Euripide immagina che, sbarcando nell'isola dei giganti monoculi, Odisseo non vi trovi soltanto il crudele Polifemo: alle dirette dipendenze del Ciclope c'è infatti Sileno, il fido compagno di Dioniso, costretto a prendersi cura del gregge di Polifemo e a tenere pulita la sua spelonca. La vita di Sileno e dei suoi compagni satiri è dura: lontani da Dioniso e dalle sue feste, prigionieri in quella terra inospitale, essi soffrono soprattutto per mancanza di vino. Grande è quindi l'entusiasmo del vecchio satiro quando apprende che Odisseo porta con sé la bevanda più famosa del mondo greco, il vino prodotto da Marone, talmente forte da dover essere mescolato con venti parti d'acqua. Con l'arrivo improvviso di Polifemo, la vicenda prende una piega tragica: Sileno tenta di farsi bello agli occhi del suo padrone accusando Odisseo di aver cercato di rubare il gregge del Ciclope; questi rifiuta le offerte amichevoli di Odisseo e minaccia di ucciderlo insieme ai compagni. A salvare la pelle dell'eroe di Itaca è, come nel poema omerico, il vino: Odisseo fa ubriacare il Ciclope e, con l'aiuto dei satiri, lo acceca, conquistando la libertà per tutti quanti.
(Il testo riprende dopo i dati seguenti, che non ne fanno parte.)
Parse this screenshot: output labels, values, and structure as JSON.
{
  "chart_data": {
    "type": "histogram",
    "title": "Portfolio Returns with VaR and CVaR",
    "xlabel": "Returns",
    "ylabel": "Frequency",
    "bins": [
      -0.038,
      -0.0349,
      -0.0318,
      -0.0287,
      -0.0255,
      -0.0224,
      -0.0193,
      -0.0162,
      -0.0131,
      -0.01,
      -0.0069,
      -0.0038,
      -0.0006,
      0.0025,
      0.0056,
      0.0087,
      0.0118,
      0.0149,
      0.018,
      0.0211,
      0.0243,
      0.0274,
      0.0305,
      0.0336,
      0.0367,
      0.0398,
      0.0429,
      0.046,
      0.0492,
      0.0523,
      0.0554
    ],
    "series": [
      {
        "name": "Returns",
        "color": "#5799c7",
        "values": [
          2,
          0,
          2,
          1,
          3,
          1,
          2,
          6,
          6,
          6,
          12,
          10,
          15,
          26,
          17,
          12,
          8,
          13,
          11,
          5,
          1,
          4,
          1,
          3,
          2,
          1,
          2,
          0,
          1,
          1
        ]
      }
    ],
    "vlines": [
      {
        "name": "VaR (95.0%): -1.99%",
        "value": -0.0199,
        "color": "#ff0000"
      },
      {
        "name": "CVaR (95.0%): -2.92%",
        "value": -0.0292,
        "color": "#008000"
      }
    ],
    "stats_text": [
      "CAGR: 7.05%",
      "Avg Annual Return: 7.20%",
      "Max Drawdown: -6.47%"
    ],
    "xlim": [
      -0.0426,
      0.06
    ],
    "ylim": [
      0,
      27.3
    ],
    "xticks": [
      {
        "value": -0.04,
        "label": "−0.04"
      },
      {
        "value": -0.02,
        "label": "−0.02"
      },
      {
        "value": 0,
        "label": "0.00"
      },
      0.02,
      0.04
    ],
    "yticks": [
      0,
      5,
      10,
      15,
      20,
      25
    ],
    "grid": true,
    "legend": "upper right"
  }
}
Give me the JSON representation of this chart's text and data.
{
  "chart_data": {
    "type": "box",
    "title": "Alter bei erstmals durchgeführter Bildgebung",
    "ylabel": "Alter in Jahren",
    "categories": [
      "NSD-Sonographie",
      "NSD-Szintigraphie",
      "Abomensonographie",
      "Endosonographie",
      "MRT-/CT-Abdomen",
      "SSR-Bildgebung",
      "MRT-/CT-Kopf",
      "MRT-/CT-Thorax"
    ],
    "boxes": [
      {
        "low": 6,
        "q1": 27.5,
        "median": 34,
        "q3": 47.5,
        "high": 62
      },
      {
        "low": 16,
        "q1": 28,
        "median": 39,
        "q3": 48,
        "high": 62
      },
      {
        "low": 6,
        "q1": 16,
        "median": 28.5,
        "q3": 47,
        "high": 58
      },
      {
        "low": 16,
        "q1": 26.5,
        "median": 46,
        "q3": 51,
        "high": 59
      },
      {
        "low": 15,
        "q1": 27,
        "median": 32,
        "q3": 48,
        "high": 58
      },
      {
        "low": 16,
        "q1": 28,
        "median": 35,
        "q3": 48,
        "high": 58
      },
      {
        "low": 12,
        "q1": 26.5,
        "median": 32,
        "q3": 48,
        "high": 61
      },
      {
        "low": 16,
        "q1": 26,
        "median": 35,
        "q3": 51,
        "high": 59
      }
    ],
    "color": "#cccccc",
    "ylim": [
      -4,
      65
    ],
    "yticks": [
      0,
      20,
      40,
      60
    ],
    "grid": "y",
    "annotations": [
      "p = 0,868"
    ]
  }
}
In effetti, intorno al vino ruota tutto il dramma: il vino risveglia in Sileno e nei suoi compagni il ricordo della felicità perduta e li spinge - in modi diversi - a collaborare con Odisseo; il vino permette al poeta di giustificare la presenza dei satiri - strettamente legati al dio che gli antichi veneravano come lo scopritore della bevanda - all'interno della vicenda; il vino è, infine, un vero e proprio deus ex machina, in tutto e per tutto simile alle divinità che nelle tragedie euripidee risolvevano i complicati intrecci provocati dai personaggi.
A condannare il Ciclope è infatti il vino, e per due ragioni: la prima, evidente, perché Polifemo ne beve troppo, e s'ubriaca; la seconda invece è più sottile, e riguarda le modalità con le quali egli beve. Convinto dall'astuta lingua di Odisseo, Polifemo rinuncia all'idea di invitare gli altri Ciclopi a bere con lui e finisce così per tracannare da solo il nettare divino, contravvenendo alle regole auree del simposio, che prevedevano che il vino dovesse essere sempre gustato in compagnia: la sbornia e il conseguente accecamento sono in definitiva la punizione di Dioniso nei confronti di chi (per ignoranza e per ingordigia) non è capace di fare buon uso del suo dono all'umanità.
Questa antifrastica celebrazione delle virtù "conviviali" è il frutto più recente della benemerita collana intitolata "Il convito", fondata quasi vent'anni fa da Maria Grazia Ciani e oggi da lei diretta insieme a Guido Avezzù. E ne rispetta i conosciuti pregi, perché nel Ciclope di Rossi e Napolitano il lettore di oggi trova tutto ciò di cui ha bisogno: un'introduzione che lo guidi nei segreti di questo singolare genere letterario; una traduzione che coniughi chiarezza ed eleganza; un ricco commento che gli permetta di comprendere tutte le sfumature di questo testo davvero unico.